Culmination

It begins in darkness and with a settled coastal chill in the air.  This is the transition, the culmination–months of pruning, tending, dropping fruit, rearranging leaves, de-suckering, and always, always keeping a watchful (if somewhat obsessive) eye on the weather–this is when all that work comes to literal fruition.  It’s time to harvest.

As we prepare to begin our intensive look at a year in the life of wine, this is the turning point: the end of a year’s hard work, a year of mother nature’s whimsy–but it’s also the beginning.  The beginning of the alchemy of turning that fruit into wine.

Tractor and macro bins waiting to be filled with the night's Mourvedre harvest.

Tractor and macro bins waiting to be filled with the night’s Mourvedre harvest.

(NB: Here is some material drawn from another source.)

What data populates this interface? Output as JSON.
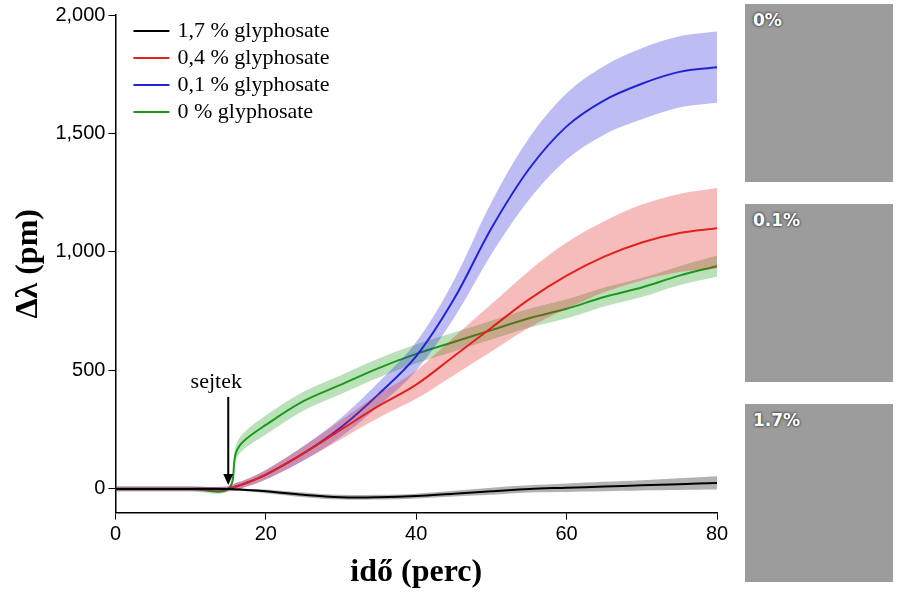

This is a time of immense energy and backbreaking work–long hours, odd hours.  Like this morning, which begins in the wee small overnight; the workers have been at it for a couple of hours already when I join them at 5 a.m.  It will be pitch black outside for another hour and a half, a waning crescent moon providing ornamentation but little light.  They work by the light of headlamps, and they’ve already hand-harvested almost two tons of Counoise, sitting pretty in a handful of macro bins next to the winery when I arrive.

I’m quickly off to a vineyard called Scruffy Hill on the Tablas estate, where head-trained, dry-farmed Mourvèdre is ready for harvest.

Hands making quick work of Mourvèdre cluters, lit only by headlamp

Hands making quick work of Mourvèdre clusters, lit only by headlamp

The work is quiet, save for the occasional shout, usually in Spanish, the rumble of the tractor pulling the macro bins, and one worker’s smartphone intermittently broadcasting music into the vines.

The work is skilled; the crew moves with speed and precision from vine to vine, clip-clip-clipping so fast that you wonder how they do this without lopping off a finger or three.

The work has its own rhythm; clusters drop into bins, bins move from vine to vine until full, bins are quickly walked over to the tractor and dumped into the macro bins which are fast filling with fruit.

This is the work, and it requires no more words from me:

Bins are dumped . . .

Bins are dumped . . .

and dumped . . .

and dumped . . .

and dumped . . .

and dumped . . .

and dumped, quickly filling the macro bins.

and dumped, quickly filling the macro bins.

The bins are filled just as the estate is bathed in an early pre-dawn glow, and it’s back to the winery to be processed.

Bins full of Mourvèdre at first light.

Bins full of Mourvèdre at first light.

Down the hill and back to the winery, the tractor departs with the bins of fruit.

Down the hill and back to the winery, the tractor departs with the bins of fruit.